La lecture de la Shoah a donc pris de l’ampleur avec quelque recul, et l’on peut envisager à cela plusieurs raisons : la fin officielle du racisme scientifique (UNESCO 1958), ce qui revenait à saper les fondements raciaux de l’antisémitisme, le temps qu’il a fallu aux survivants pour évoquer leurs conditions de détention et d’extermination (cf. Michael Pollack, La Mémoire et l'Oubli), la mise en branle d’un processus politique et judiciaire de châtiment et de réparation, la prise en charge du débat par des philosophes et historiens, la production d’œuvres magistrales, tant cinématographiques qu’historiques et autobiographiques.
L’argument du « nous ne savions pas » entendu fréquemment, doit être analysé avec attention. "Savoir" eût-il à coup sûr modifié le cours des choses ? Les bribes d’informations qui circulaient tant en Allemagne qu’ailleurs étaient suffisantes pour se faire une idée assez précise, sinon des conditions de l’extermination, du moins de ses dimensions, et du fait qu’elle avait lieu.
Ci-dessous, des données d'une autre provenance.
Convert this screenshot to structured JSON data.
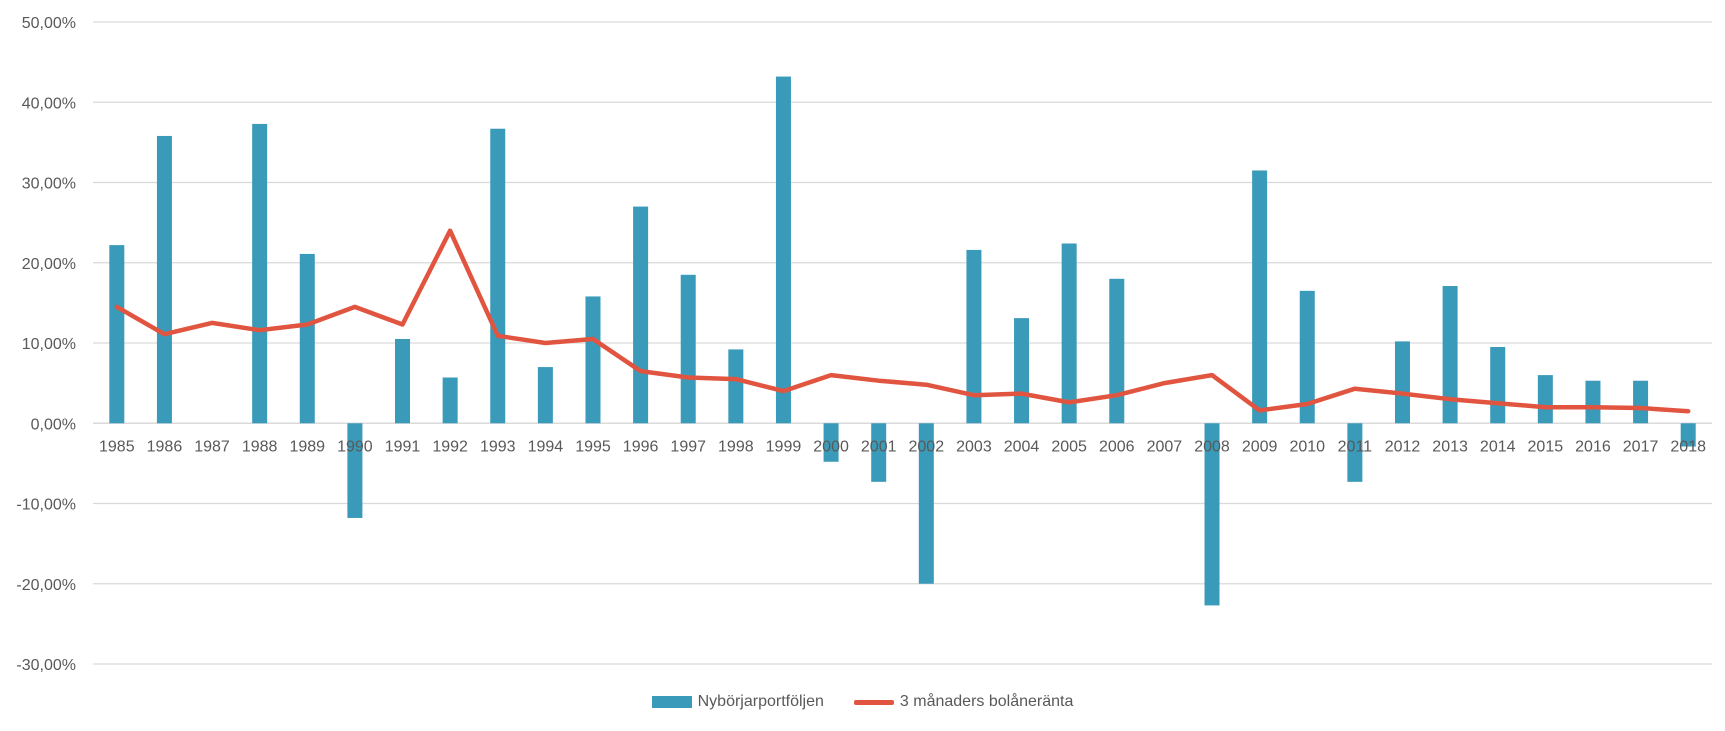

Les Alliés connaissaient l’existence des camps, mais ne les jugeaient pas une cible prioritaire. Mais en admettant que les images de corps empilés aient circulé avec la même liberté qu’aujourd’hui, si avait existé Internet, par exemple, on ne peut affirmer en toute certitude qu’une réaction immédiate aurait été provoquée. On peut imaginer qu’à l’inverse, la multiplication des images de cadavres, de cobayes humains, de corps décharnés, aurait diminué la capacité de l'opinion publique à en être horrifiée, pour entrer progressivement dans le domaine vaste et orageux du « ce qui existe sur Terre, sans que nous n'y puissions rien ».
En d’autres termes, la prise de conscience de ce que fut la Shoah, comme point culminant (sans vouloir préjuger de l'avenir) d’un processus commencé il y a deux mille ans, pour ce qui est des Juifs, et d’une abomination jusqu’alors impensable, en termes de ce dont étaient capables les hommes, n’est survenue qu’après que certaines conditions furent réunies : le discrédit tombé sur les théories raciales, le redressement de l’Histoire par la création de l’Etat d’Israël, la parole des survivants, la mobilisation progressive des services des Etats en vue de retrouver des coupables exilés. Un effort sans précédent a été accompli pour éclairer un pan de l’histoire et en tirer des conséquences à long terme.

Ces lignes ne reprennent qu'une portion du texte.